Avec environ 2 100 millions de dinars de recettes à l’export en 2025, le secteur du cuir et de la chaussure confirme son statut de filière exportatrice de premier plan dans l’économie tunisienne. Les données du Centre National du Cuir et de la Chaussure (CNCC) révèlent que les exportations couvrent les importations à hauteur de 167 %. Ce qui témoigne d’une balance sectorielle structurellement excédentaire.

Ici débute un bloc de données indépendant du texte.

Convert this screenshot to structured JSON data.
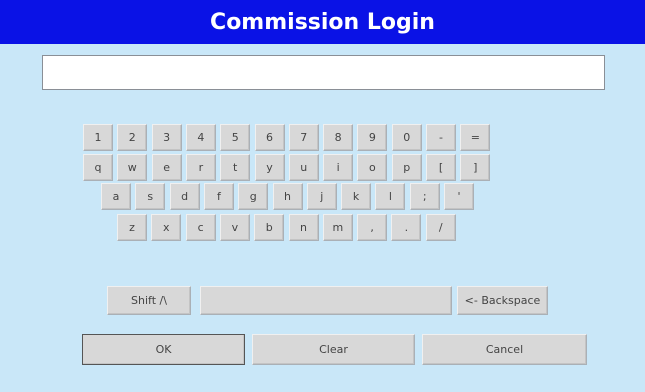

Pourtant, sous ces agrégats favorables, une légère érosion se dessine. Le Centre de Promotion des Exportations (CEPEX) avait enregistré, pour l’exercice 2024, un chiffre d’affaires export de 2 182,1 millions de dinars, avec une couverture des importations de 163,9 %. Les exportations 2025 accusent ainsi un recul de 3,6 % par rapport à l’exercice précédent. Et ce, dans un contexte où les marchés cibles restent très concurrentiels. L’Italie, la France et l’Allemagne concentrent à elles seules 70 % des débouchés à l’export, indiquent encore les statistiques du CEPEX. La tendance des premiers mois de 2026 apparaît plus encourageante : projetées en rythme annuel, les performances du premier semestre laissent entrevoir un volume d’environ 2 400 millions de dinars, avec une couverture des importations atteignant 175 % sur les quatre premiers mois.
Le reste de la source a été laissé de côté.